Shawn Roseboro had just lost his house and his job. Times were tough on the kid. Much of it, Shawn later said, he had brought on himself with his drinking. But still, there seemed to be a “bad luck” vibe all around him during the summer of 2008. He could feel it, and it was making his own selfish behavior worse.
On the day after Jan Roseboro was murdered, Shawn was alone. His sister and her family had gone to the beach. He was staying at her house. The phone rang. It was his dad.
“Mike found Jan in the pool, and she’s dead.”
Was there really any other way to put it?
Shawn recalled that he “hit the floor before the phone did—I lost it at that point.”
After picking himself up off the ground, Shawn let his anger go and punched a hole through the door.
“I didn’t know what to do with my emotions at that point.”
With no one to lean on, Shawn said, he logged onto Lancaster Online, a local blog, that afternoon, just to see what was being said about Jan’s death. While reading and thinking and reminiscing about Jan, Shawn started drinking.
It was one of the only ways to deaden all the pain. Shawn lost Pa just a month prior, he said, which was devastating enough, even though the guy had lived a long life. Now the only person in the family who “totally got” who he was and understood his feelings was gone.
What am I going to do?
“When Pa died, it was at the peak of everything going on in my life, and I was, like, completely numb. Jan dying on top of that—well, everything just clicked in at once.”
In his heart, Shawn said, he questioned it a little: Jan’s death, that is—the way she had died.
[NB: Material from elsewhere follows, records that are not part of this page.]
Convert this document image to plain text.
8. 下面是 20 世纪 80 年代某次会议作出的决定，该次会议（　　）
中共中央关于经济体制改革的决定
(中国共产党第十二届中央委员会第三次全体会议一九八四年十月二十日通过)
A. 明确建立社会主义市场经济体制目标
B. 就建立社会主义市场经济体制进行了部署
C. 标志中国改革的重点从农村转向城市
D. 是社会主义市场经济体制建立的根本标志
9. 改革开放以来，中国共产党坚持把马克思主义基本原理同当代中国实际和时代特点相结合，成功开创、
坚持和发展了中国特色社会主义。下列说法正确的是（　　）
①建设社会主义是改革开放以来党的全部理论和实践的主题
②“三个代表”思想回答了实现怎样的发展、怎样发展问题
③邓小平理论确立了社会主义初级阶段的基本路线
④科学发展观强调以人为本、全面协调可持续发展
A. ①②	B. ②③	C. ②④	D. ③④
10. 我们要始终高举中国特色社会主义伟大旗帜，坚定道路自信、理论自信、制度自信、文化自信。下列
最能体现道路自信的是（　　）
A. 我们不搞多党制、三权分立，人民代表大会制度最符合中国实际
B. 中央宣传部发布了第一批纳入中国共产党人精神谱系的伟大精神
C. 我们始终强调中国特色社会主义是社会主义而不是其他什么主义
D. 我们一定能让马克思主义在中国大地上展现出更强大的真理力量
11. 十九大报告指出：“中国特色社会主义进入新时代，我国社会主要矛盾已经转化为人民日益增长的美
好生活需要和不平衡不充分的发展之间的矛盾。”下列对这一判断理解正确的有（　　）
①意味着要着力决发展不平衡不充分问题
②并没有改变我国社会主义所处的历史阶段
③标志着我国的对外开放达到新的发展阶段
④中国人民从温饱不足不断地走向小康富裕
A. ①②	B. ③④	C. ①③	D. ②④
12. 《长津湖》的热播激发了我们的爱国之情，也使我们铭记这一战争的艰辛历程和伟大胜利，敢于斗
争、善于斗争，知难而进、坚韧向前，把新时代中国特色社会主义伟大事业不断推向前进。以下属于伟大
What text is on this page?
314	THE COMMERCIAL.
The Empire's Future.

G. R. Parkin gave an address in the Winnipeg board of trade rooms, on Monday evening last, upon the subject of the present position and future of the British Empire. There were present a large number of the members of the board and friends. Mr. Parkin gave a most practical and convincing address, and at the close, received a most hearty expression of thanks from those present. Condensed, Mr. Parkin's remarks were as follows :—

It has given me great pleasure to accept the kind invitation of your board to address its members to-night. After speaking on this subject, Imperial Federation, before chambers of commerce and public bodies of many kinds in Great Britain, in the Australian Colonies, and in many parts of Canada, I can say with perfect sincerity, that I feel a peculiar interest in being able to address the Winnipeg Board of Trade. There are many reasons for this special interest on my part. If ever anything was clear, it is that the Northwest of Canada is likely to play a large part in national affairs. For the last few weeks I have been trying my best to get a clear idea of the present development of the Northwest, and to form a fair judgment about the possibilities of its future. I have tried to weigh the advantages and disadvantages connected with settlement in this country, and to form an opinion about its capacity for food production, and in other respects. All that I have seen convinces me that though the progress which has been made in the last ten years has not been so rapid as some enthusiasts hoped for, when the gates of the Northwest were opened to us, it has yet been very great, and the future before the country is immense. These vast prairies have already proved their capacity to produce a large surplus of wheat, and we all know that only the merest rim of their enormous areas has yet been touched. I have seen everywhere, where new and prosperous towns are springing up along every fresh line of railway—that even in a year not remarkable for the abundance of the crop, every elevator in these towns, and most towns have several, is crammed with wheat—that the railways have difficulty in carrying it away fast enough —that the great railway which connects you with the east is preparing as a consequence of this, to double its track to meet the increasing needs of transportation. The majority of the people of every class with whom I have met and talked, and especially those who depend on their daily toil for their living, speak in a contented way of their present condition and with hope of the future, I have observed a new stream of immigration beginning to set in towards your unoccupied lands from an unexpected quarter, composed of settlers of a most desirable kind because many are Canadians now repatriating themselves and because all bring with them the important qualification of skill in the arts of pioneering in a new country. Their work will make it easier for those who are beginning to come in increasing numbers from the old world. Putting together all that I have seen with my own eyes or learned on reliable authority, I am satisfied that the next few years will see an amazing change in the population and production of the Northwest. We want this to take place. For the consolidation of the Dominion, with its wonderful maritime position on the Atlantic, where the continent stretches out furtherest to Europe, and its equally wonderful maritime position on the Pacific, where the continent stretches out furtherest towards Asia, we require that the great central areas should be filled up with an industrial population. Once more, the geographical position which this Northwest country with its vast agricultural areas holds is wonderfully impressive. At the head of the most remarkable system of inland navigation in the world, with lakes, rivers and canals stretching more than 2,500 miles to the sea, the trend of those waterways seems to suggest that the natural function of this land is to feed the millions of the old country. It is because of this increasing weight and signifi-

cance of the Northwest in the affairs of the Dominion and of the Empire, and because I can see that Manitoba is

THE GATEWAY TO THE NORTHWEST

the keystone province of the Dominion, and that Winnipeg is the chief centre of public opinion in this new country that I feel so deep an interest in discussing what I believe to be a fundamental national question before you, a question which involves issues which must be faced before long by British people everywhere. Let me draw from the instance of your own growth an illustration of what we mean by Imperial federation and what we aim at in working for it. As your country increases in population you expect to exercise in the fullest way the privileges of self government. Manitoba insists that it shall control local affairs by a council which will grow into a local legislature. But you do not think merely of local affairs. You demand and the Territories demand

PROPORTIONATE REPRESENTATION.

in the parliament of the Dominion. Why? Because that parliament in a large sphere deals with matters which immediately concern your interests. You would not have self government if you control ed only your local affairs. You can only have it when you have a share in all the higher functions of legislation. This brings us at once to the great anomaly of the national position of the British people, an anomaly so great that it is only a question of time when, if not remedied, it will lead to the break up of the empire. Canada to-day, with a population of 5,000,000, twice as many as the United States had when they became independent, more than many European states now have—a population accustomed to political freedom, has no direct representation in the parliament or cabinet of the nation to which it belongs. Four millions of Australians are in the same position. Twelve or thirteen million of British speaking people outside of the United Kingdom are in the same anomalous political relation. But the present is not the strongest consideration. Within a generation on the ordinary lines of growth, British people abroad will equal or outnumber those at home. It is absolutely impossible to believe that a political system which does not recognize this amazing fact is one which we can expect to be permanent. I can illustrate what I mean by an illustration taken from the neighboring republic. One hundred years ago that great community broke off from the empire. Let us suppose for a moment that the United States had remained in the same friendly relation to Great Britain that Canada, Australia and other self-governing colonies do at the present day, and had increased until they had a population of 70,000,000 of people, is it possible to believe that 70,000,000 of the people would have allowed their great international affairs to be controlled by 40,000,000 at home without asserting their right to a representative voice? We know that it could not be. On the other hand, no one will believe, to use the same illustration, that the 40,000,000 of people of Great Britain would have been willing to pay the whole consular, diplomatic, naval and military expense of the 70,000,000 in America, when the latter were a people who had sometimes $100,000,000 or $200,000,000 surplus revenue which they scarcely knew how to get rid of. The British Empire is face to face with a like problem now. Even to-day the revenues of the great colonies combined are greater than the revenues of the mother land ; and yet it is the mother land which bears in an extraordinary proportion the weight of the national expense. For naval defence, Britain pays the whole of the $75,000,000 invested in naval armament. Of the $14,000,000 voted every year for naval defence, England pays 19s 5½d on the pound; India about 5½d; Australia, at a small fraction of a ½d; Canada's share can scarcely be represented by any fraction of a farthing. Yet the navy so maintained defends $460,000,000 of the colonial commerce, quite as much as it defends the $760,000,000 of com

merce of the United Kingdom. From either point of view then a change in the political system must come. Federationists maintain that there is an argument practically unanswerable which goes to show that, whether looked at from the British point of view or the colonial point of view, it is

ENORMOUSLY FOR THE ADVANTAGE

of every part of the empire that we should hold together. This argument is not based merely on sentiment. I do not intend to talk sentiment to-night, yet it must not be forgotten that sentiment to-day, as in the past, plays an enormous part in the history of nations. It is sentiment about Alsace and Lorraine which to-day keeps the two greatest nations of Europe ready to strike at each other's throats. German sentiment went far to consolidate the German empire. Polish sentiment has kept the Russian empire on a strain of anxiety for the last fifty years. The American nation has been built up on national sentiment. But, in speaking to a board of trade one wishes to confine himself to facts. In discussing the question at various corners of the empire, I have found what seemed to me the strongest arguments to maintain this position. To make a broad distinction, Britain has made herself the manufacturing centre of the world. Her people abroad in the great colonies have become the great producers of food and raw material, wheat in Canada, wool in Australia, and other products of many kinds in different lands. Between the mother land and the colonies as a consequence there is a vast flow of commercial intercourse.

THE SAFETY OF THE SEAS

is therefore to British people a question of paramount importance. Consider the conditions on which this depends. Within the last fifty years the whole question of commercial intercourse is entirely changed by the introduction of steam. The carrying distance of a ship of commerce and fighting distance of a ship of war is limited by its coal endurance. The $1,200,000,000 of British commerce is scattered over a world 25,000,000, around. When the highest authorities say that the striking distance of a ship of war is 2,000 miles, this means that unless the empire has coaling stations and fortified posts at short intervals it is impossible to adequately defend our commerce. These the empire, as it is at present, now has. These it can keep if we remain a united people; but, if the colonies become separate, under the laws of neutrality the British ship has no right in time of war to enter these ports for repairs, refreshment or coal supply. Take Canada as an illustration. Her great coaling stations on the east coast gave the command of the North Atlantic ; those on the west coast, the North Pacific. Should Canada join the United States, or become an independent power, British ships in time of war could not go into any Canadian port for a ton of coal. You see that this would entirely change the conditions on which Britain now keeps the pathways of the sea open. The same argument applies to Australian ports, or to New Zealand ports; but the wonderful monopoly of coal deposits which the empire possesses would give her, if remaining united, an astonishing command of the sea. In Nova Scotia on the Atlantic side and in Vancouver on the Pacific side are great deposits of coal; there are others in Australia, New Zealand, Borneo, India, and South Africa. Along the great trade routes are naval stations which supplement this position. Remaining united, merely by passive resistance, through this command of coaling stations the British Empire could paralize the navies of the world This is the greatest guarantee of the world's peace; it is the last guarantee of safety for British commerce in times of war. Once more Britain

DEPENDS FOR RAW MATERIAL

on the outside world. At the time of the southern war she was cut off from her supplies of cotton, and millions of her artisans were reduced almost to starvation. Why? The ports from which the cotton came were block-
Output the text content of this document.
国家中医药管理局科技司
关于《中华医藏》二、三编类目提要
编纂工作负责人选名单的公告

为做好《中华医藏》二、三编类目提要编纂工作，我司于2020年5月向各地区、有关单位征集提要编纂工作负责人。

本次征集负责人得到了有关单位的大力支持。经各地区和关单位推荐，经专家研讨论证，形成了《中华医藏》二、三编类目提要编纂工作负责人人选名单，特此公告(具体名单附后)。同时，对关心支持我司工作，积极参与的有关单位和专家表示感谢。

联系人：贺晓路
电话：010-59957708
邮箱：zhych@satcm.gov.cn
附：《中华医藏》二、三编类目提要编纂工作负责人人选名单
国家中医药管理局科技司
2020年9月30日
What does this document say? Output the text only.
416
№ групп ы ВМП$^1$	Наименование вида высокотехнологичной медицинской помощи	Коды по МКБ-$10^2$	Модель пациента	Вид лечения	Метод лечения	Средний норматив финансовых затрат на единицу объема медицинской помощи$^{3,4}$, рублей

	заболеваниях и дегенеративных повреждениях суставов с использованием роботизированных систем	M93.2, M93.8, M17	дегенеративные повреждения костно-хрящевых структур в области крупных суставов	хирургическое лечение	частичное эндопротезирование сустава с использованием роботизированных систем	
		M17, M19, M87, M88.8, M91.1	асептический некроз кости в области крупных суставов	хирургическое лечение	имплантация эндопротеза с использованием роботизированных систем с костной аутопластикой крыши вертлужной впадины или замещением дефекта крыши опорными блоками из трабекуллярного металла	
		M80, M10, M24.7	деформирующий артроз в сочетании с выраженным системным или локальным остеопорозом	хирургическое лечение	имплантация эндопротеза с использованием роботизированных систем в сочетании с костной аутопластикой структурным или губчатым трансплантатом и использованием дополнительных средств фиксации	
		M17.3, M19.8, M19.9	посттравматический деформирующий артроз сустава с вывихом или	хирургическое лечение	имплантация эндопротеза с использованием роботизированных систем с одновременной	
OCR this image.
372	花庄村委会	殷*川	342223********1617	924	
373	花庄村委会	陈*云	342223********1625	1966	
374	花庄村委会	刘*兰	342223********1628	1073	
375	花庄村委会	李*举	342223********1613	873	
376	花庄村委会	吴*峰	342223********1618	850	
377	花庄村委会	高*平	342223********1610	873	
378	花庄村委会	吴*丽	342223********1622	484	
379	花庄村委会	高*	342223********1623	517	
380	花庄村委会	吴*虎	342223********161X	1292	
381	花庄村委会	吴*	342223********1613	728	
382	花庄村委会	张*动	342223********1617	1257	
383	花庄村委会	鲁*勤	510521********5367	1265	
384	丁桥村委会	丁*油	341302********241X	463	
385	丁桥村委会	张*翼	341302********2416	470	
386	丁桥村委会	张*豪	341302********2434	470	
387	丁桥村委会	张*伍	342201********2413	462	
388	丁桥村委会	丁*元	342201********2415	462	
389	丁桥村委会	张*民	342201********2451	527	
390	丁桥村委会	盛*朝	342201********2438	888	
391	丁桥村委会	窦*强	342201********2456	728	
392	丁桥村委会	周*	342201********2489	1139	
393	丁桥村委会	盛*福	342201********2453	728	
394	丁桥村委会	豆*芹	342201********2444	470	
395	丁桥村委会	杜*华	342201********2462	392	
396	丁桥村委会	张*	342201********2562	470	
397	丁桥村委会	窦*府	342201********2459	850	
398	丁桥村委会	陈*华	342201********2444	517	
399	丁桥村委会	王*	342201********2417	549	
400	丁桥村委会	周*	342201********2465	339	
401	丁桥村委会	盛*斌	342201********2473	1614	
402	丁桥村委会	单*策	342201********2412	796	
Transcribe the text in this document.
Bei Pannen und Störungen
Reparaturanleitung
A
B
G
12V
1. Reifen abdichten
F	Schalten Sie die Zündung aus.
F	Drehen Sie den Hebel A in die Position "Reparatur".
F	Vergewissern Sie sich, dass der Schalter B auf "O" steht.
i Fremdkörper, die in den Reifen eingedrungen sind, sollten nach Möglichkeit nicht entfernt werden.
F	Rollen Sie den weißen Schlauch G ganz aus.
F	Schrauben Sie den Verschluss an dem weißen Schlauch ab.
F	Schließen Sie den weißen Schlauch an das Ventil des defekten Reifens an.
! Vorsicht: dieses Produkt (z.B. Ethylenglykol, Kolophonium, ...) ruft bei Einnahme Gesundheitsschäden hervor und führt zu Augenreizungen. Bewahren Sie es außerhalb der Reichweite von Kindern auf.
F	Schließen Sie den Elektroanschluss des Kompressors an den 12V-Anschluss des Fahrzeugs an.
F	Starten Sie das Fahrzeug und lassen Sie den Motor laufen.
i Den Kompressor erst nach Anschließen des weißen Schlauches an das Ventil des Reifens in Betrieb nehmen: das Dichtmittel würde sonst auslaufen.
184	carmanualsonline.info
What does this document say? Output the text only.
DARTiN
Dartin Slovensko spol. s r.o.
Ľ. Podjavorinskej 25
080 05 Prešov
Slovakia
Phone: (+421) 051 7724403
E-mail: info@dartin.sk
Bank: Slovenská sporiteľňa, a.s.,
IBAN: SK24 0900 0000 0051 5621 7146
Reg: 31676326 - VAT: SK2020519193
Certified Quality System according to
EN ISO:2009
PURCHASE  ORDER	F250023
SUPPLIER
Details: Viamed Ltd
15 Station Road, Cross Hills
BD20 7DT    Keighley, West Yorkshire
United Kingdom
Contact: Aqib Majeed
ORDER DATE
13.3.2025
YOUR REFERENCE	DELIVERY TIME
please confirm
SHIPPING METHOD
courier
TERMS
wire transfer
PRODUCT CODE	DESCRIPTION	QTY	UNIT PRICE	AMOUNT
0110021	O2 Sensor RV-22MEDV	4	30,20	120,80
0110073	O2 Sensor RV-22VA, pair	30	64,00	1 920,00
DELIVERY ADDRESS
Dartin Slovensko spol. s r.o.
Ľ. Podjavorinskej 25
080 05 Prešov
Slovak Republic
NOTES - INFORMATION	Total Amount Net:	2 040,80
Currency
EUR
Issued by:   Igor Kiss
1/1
Over and over, he asked himself: How could Jan drown?
It seemed so illogical. So impossible. So … unreal.
“But I never thought anything else.”
No one did—at least in those early days when Michael Roseboro was being questioned by Keith Neff, Larry Martin, and now Jan Walters—and the secret of Angie Funk was still being kept under wraps.
Jan and Shawn had lost touch for about a month before her death, making the impact of it even that much more overwhelming for him. Two days before Jan died, Shawn had sent Sam, Jan’s oldest son, a MySpace message, telling him to give his new phone number to Jan and to have her call him.
“So that was—that was,” Shawn recalled, choking up as the memory came back, “very hard on me. Jan was gone. I didn’t know what to do.”
When Charlotte Moyer, Jan’s married-into-the-family cousin, showed up at the house that morning after Jan’s death, she walked in and spied Sam crying. He looked terribly upset. And why wouldn’t he be? His mother …
Vanished like dust.
They sat on the ottoman at first and talked. Charlotte wanted to be there for the child as much as she could. She had known Jan since Jan came into the world. Charlotte was married into the family by the time Jan was born in 1963. Charlotte had watched Jan grow from an infant into a wonderful adult with a family of her own.
After speaking with Sam, Charlotte walked into the sunroom. She sat, shaking her head, wondering.
Michael came into the room after seeing Charlotte sitting there.
He sat down.
“We were just sitting out there by the pool,” Michael said after a moment of silence between them. “I wasn’t feeling well. I went into the house. I had asked Jan if I should turn off the tiki lights, you know, put them out. Jan said no. She said she was going to stay out there a little while longer.”
Several parts of this conversation, as Charlotte remembered it, were far different from what Roseboro had told police. For one, he said Jan was sick. Two, he never told the police that Jan said she wanted the tiki lights left lit.
Charlotte asked Michael what happened next.
“I went to bed, and a bit later, I got up and the tiki lights were still on and the kitchen light was on.”
He’d never mentioned this to police.
Charlotte thought he was going to end the conversation there, but Michael said one other thing. “She had probably fallen into the pool and drowned,” he told Charlotte. Then, “She had a contusion on the left back of her head.”
That word, Charlotte said later, “stuck in my mind….”
“Contusion.”
What’s more, after saying this, Roseboro just up and walked out of the room, abruptly ending the conversation.
Thinking about it later, Charlotte considered his demeanor to be “very matter-of-fact, not any kind of emotion….”
Later that morning, with everyone roaming about the grounds of the house and inside, Charlotte and Michael passed each other. They were walking down the hallway. Michael Roseboro stopped for a brief moment as Charlotte got close to him.
“Nice haircut,” he said, complimenting her.